Fondation de Montréal
En 1642, on travailla tout l’été et tout l’hiver à la construction du fort, sans avoir à subir, Dieu merci!, d’attaques des Iroquois. La flotte de France avait amené pour le Montréal une douzaine d’ouvriers engagés par les messieurs de la Compagnie, dont un charpentier fort habile, nommé Gilbert Barbier, et quarante mille livres de denrées alimentaires et d’outillages.
M. de Repentigny, qui commandait la flotte, était aussi porteur d’heureuses nouvelles qu’il tint lui-même à venir communiquer aux Montréalistes. « Il leur apprit que messieurs les Associés, seigneurs de cette île, s’étaient tous offerts à Dieu par les mains de la Sainte Vierge, le jour de Présentation, dans l’église de Notre-Dame de Paris, et présentant leurs vœux et desseins pour le Montréal. »
Ces associés étaient maintenant au nombre de quarante-cinq, parmi lesquels, outre les fondateurs, M. Olier, La Dauversière et Fancamp, le duc de Liancourt, l’abbé Dareau, l’académicien Hubert de Montmort, M. de la Marguerie, le marquis de Renty, les deux frères Le Prêtre, M. de Bretonvilliers, Sulpicien, l’abbé de Caylus, sans oublier quelques dames, la Chancelière, Mme de Villesavin, Mme Seguin, Mme de Bullion…
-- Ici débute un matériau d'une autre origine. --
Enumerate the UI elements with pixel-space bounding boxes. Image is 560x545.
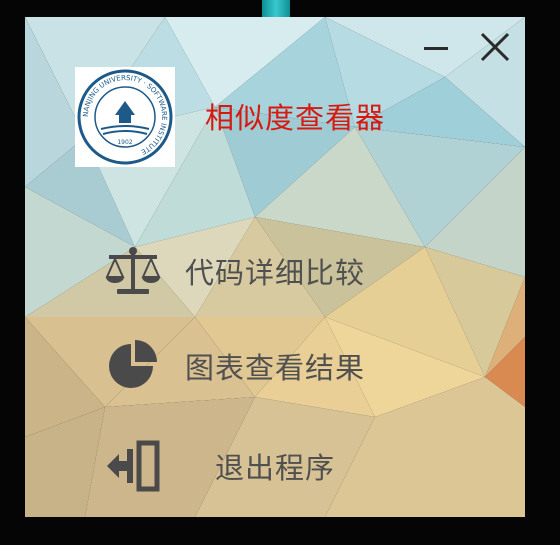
menu-item-label: 代码详细比较 xyxy=(185,256,366,290)
menu-item-exit[interactable]: 退出程序 xyxy=(103,435,403,497)
pie-chart-icon xyxy=(103,336,163,396)
exit-door-icon xyxy=(103,436,163,496)
menu-item-chart-results[interactable]: 图表查看结果 xyxy=(103,335,403,397)
menu-item-label: 退出程序 xyxy=(215,451,336,485)
close-button[interactable] xyxy=(477,29,513,65)
minimize-button[interactable] xyxy=(418,29,454,65)
minimize-icon xyxy=(424,47,448,50)
menu-item-label: 图表查看结果 xyxy=(185,351,366,385)
app-window: NANJING UNIVERSITY · SOFTWARE INSTITUTE … xyxy=(25,17,525,517)
svg-text:1902: 1902 xyxy=(117,139,132,146)
university-logo: NANJING UNIVERSITY · SOFTWARE INSTITUTE … xyxy=(75,67,175,167)
menu-item-code-compare[interactable]: 代码详细比较 xyxy=(103,240,403,302)
app-title: 相似度查看器 xyxy=(205,101,386,135)
close-icon xyxy=(480,32,510,62)
scale-icon xyxy=(103,241,163,301)
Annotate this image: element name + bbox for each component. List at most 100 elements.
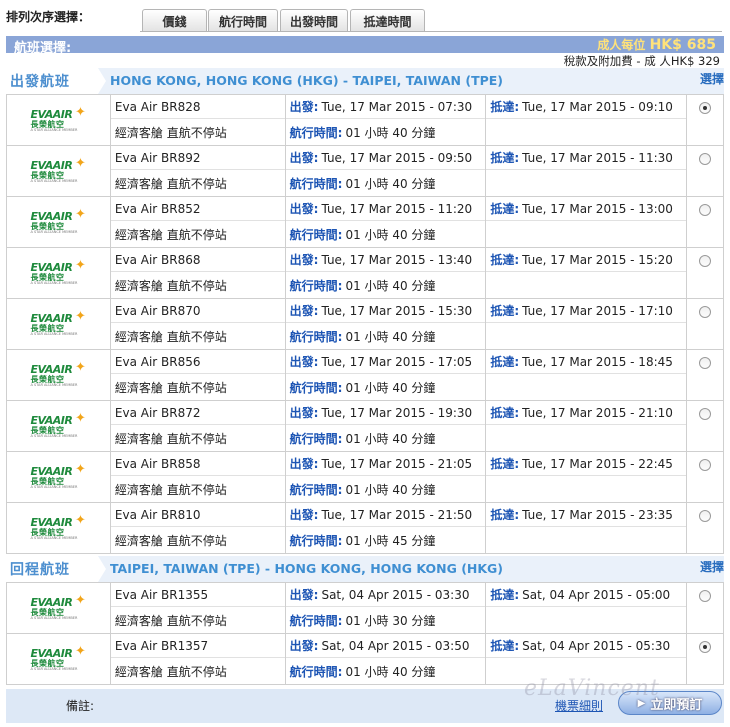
header-title: 航班選擇: bbox=[14, 41, 72, 56]
flight-select-radio[interactable] bbox=[699, 641, 711, 653]
tab-sort-arrive-time[interactable]: 抵達時間 bbox=[350, 9, 425, 32]
flight-number: Eva Air BR872 bbox=[114, 405, 201, 420]
duration-label: 航行時間: bbox=[289, 278, 343, 293]
flight-select-radio[interactable] bbox=[699, 255, 712, 267]
arrive-label: 抵達: bbox=[490, 100, 520, 114]
inbound-label: 回程航班 bbox=[6, 556, 98, 582]
arrive-datetime: Tue, 17 Mar 2015 - 11:30 bbox=[522, 150, 673, 165]
flight-row[interactable]: EVAAIR 長榮航空 ✦ A STAR ALLIANCE MEMBER Eva Air… bbox=[6, 94, 724, 146]
logo-tagline: A STAR ALLIANCE MEMBER bbox=[30, 127, 78, 132]
arrive-datetime: Tue, 17 Mar 2015 - 13:00 bbox=[522, 201, 673, 216]
flight-number: Eva Air BR870 bbox=[114, 303, 201, 318]
logo-tagline: A STAR ALLIANCE MEMBER bbox=[30, 433, 78, 438]
airline-logo-cell: EVAAIR 長榮航空 ✦ A STAR ALLIANCE MEMBER bbox=[6, 145, 111, 197]
price-per-adult: 成人每位 HK$ 685 bbox=[597, 36, 716, 53]
duration-label: 航行時間: bbox=[289, 176, 343, 191]
flight-duration: 01 小時 40 分鐘 bbox=[345, 329, 436, 344]
arrive-label: 抵達: bbox=[490, 253, 520, 267]
eva-air-logo: EVAAIR 長榮航空 ✦ A STAR ALLIANCE MEMBER bbox=[27, 155, 89, 185]
star-icon: ✦ bbox=[75, 206, 86, 222]
depart-label: 出發: bbox=[289, 253, 319, 267]
tab-sort-price[interactable]: 價錢 bbox=[142, 9, 207, 32]
depart-datetime: Tue, 17 Mar 2015 - 13:40 bbox=[321, 252, 473, 267]
depart-datetime: Tue, 17 Mar 2015 - 19:30 bbox=[321, 405, 473, 420]
cabin-class: 經濟客艙 直航不停站 bbox=[114, 482, 227, 497]
flight-select-radio[interactable] bbox=[699, 357, 712, 369]
duration-label: 航行時間: bbox=[289, 125, 343, 140]
flight-select-radio[interactable] bbox=[699, 590, 711, 602]
arrive-datetime: Sat, 04 Apr 2015 - 05:00 bbox=[522, 587, 671, 602]
star-icon: ✦ bbox=[75, 461, 86, 477]
flight-select-radio[interactable] bbox=[699, 510, 712, 522]
depart-label: 出發: bbox=[289, 406, 319, 420]
logo-tagline: A STAR ALLIANCE MEMBER bbox=[30, 666, 78, 671]
flight-number: Eva Air BR892 bbox=[114, 150, 201, 165]
airline-logo-cell: EVAAIR 長榮航空 ✦ A STAR ALLIANCE MEMBER bbox=[6, 349, 111, 401]
duration-label: 航行時間: bbox=[289, 533, 343, 548]
arrive-datetime: Tue, 17 Mar 2015 - 21:10 bbox=[522, 405, 673, 420]
duration-label: 航行時間: bbox=[289, 227, 343, 242]
depart-label: 出發: bbox=[289, 151, 319, 165]
flight-row[interactable]: EVAAIR 長榮航空 ✦ A STAR ALLIANCE MEMBER Eva Air… bbox=[6, 451, 724, 503]
flight-row[interactable]: EVAAIR 長榮航空 ✦ A STAR ALLIANCE MEMBER Eva Air… bbox=[6, 349, 724, 401]
cabin-class: 經濟客艙 直航不停站 bbox=[114, 125, 227, 140]
flight-duration: 01 小時 40 分鐘 bbox=[345, 176, 436, 191]
arrive-label: 抵達: bbox=[490, 508, 520, 522]
depart-label: 出發: bbox=[289, 355, 319, 369]
flight-duration: 01 小時 40 分鐘 bbox=[345, 125, 436, 140]
flight-select-radio[interactable] bbox=[699, 306, 712, 318]
inbound-choose-label: 選擇 bbox=[699, 560, 724, 574]
sort-bar: 排列次序選擇： 價錢 航行時間 出發時間 抵達時間 bbox=[0, 0, 730, 34]
depart-label: 出發: bbox=[289, 202, 319, 216]
airline-logo-cell: EVAAIR 長榮航空 ✦ A STAR ALLIANCE MEMBER bbox=[6, 633, 111, 685]
eva-air-logo: EVAAIR 長榮航空 ✦ A STAR ALLIANCE MEMBER bbox=[27, 359, 89, 389]
depart-datetime: Tue, 17 Mar 2015 - 15:30 bbox=[321, 303, 473, 318]
arrive-label: 抵達: bbox=[490, 588, 520, 602]
flight-select-radio[interactable] bbox=[699, 204, 712, 216]
depart-label: 出發: bbox=[289, 508, 319, 522]
airline-logo-cell: EVAAIR 長榮航空 ✦ A STAR ALLIANCE MEMBER bbox=[6, 400, 111, 452]
flight-row[interactable]: EVAAIR 長榮航空 ✦ A STAR ALLIANCE MEMBER Eva Air… bbox=[6, 582, 724, 634]
depart-datetime: Tue, 17 Mar 2015 - 21:50 bbox=[321, 507, 473, 522]
tab-sort-depart-time[interactable]: 出發時間 bbox=[280, 9, 348, 32]
flight-row[interactable]: EVAAIR 長榮航空 ✦ A STAR ALLIANCE MEMBER Eva Air… bbox=[6, 196, 724, 248]
depart-label: 出發: bbox=[289, 304, 319, 318]
arrive-label: 抵達: bbox=[490, 202, 520, 216]
flight-row[interactable]: EVAAIR 長榮航空 ✦ A STAR ALLIANCE MEMBER Eva Air… bbox=[6, 400, 724, 452]
logo-tagline: A STAR ALLIANCE MEMBER bbox=[30, 331, 78, 336]
flight-row[interactable]: EVAAIR 長榮航空 ✦ A STAR ALLIANCE MEMBER Eva Air… bbox=[6, 145, 724, 197]
logo-tagline: A STAR ALLIANCE MEMBER bbox=[30, 615, 78, 620]
arrive-datetime: Tue, 17 Mar 2015 - 22:45 bbox=[522, 456, 673, 471]
arrive-label: 抵達: bbox=[490, 639, 520, 653]
flight-select-radio[interactable] bbox=[699, 102, 712, 114]
flight-select-radio[interactable] bbox=[699, 153, 712, 165]
eva-air-logo: EVAAIR 長榮航空 ✦ A STAR ALLIANCE MEMBER bbox=[27, 461, 89, 491]
inbound-flight-table: EVAAIR 長榮航空 ✦ A STAR ALLIANCE MEMBER Eva Air… bbox=[6, 582, 724, 685]
logo-tagline: A STAR ALLIANCE MEMBER bbox=[30, 178, 78, 183]
flight-number: Eva Air BR852 bbox=[114, 201, 201, 216]
flight-select-radio[interactable] bbox=[699, 408, 712, 420]
depart-datetime: Tue, 17 Mar 2015 - 11:20 bbox=[321, 201, 473, 216]
duration-label: 航行時間: bbox=[289, 482, 343, 497]
duration-label: 航行時間: bbox=[289, 613, 343, 628]
chevron-right-icon bbox=[98, 68, 106, 94]
cabin-class: 經濟客艙 直航不停站 bbox=[114, 176, 227, 191]
flight-duration: 01 小時 40 分鐘 bbox=[345, 664, 436, 679]
arrive-label: 抵達: bbox=[490, 304, 520, 318]
airline-logo-cell: EVAAIR 長榮航空 ✦ A STAR ALLIANCE MEMBER bbox=[6, 94, 111, 146]
depart-label: 出發: bbox=[289, 588, 319, 602]
depart-datetime: Tue, 17 Mar 2015 - 17:05 bbox=[321, 354, 473, 369]
arrive-datetime: Tue, 17 Mar 2015 - 23:35 bbox=[522, 507, 673, 522]
flight-duration: 01 小時 40 分鐘 bbox=[345, 482, 436, 497]
inbound-route: TAIPEI, TAIWAN (TPE) - HONG KONG, HONG K… bbox=[110, 561, 504, 576]
flight-select-radio[interactable] bbox=[699, 459, 712, 471]
eva-air-logo: EVAAIR 長榮航空 ✦ A STAR ALLIANCE MEMBER bbox=[27, 592, 89, 622]
flight-number: Eva Air BR1357 bbox=[114, 638, 209, 653]
star-icon: ✦ bbox=[75, 104, 86, 120]
flight-row[interactable]: EVAAIR 長榮航空 ✦ A STAR ALLIANCE MEMBER Eva Air… bbox=[6, 502, 724, 554]
depart-datetime: Sat, 04 Apr 2015 - 03:30 bbox=[321, 587, 470, 602]
flight-row[interactable]: EVAAIR 長榮航空 ✦ A STAR ALLIANCE MEMBER Eva Air… bbox=[6, 247, 724, 299]
flight-row[interactable]: EVAAIR 長榮航空 ✦ A STAR ALLIANCE MEMBER Eva Air… bbox=[6, 298, 724, 350]
tab-sort-duration[interactable]: 航行時間 bbox=[208, 9, 278, 32]
eva-air-logo: EVAAIR 長榮航空 ✦ A STAR ALLIANCE MEMBER bbox=[27, 257, 89, 287]
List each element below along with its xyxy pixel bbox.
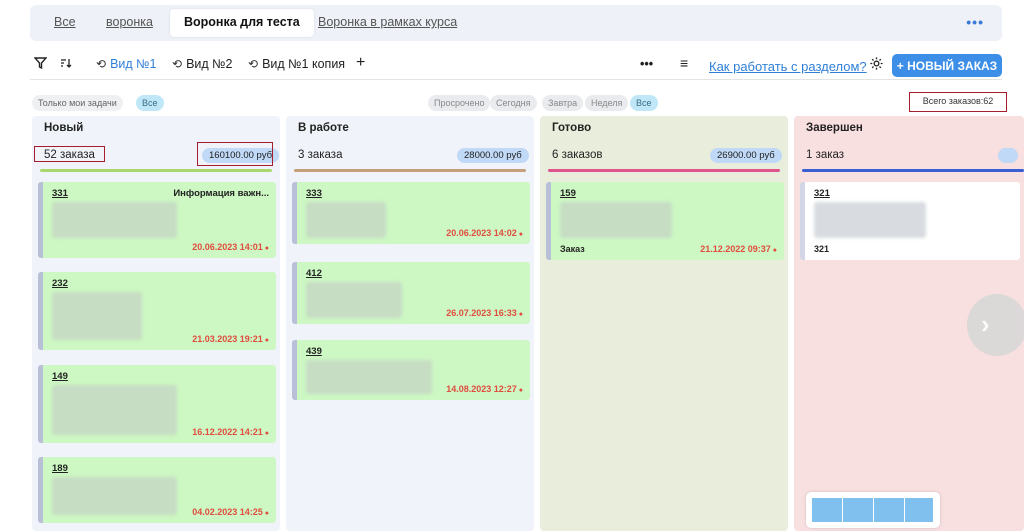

En 1642, profitant de l’arrivée d’un nouveau contingent d’hommes spécialement envoyés par le roi et le cardinal de Richelieu pour la défense du pays, Montmagne se mit en quête d’un nouvel endroit à fortifier. Les Relations des Jésuites pour l’an 1642 disent : « Pendant que les charpentiers travaillent à Québec, il monte quarante lieues plus haut; il s’en va visiter la rivière des Iroquois, remarquer une place fort propre pour bâtir une forteresse qui commande l’embouchure de ce fleuve, par où il se gorge dans la grande rivière de Saint-Laurent; il fait monter des barques qui portent les choses nécessaires pour ce dessein… Le 13e jour d’août, M. le gouverneur arriva à la rivière des Iroquois pour commencer ce fort qu’il avait désigné. On fait jouer les haches dans cette grande forêt; on renverse des arbres, on les met en pièces, on arrache les souches, on désigne la place, on y dit la première messe. Après la bénédiction faite, les canons retentissent, une salve de mousquets honore ces premiers commencements sous les auspices de notre grand roi et sous la faveur de son Eminence. »
Ce fort allait gêner considérablement les Iroquois dans leurs incursions belliqueuses sur le Saint-Laurent. Ainsi l’alarme retentit-elle à travers les Cinq-Cantons (Cinq nations iroquoises).
« Sept jours après le premier coup donné, comme tout le monde s’occupait à dresser une palissade pour se mettre à couvert de l’ennemi, une troupe de trois cents Iroquois, se glissant à pas de larrons dans ces forêts, donna bien de l’exercice. Et si M. le gouverneur n’eût été présent, tous les ouvriers étaient taillés en pièces. M. le gouverneur sur, étant sur l’eau dedans son brigantin, se fait porter au plus tôt à terre sur un bateau; il entre dans le réduit qui n’était pas encore en état de se bien défendre.»
Armés maintenant de mousquets et d’arquebuses fournis par les Hollandais, les Iroquois ne s’enfuyaient plus au premier coup de feu comme ceux que Samuel de Champlain avait vaincus trente-trois ans auparavant; ils étaient devenus un ennemi redoutable avec lequel devaient compter des soldats européens. La lutte fut chaude autour des retranchements inachevés du Fort Richelieu (c’est aujourd’hui la ville de Sorel, et la rivière des Iroquois est devenu le Richelieu. Ce fut d’ailleurs Montmagny qui lui donna ce nom. Un village fondé en 1860, en face de Chambly, porte maintenant le nom de Richelieu), mais enfin les barbares lâchèrent pied. « Ils firent néanmoins leur retraite avec conduite, se retranchant dans un fort qu’ils avaient secrètement dressé à une lieue ou environ au-dessus de nous. » Ils laissaient sur le terrain de nombreux morts et blessés. Du côté français, « un caporal nommé Deslauriers fut tué, et le sieur Martial, secrétaire de M. le gouverneur, reçut un coup d’arquebuse dans l’épaule; trois autres Français furent blessés, dont l’un a un coup qui lui passa d’une joue à l’autre.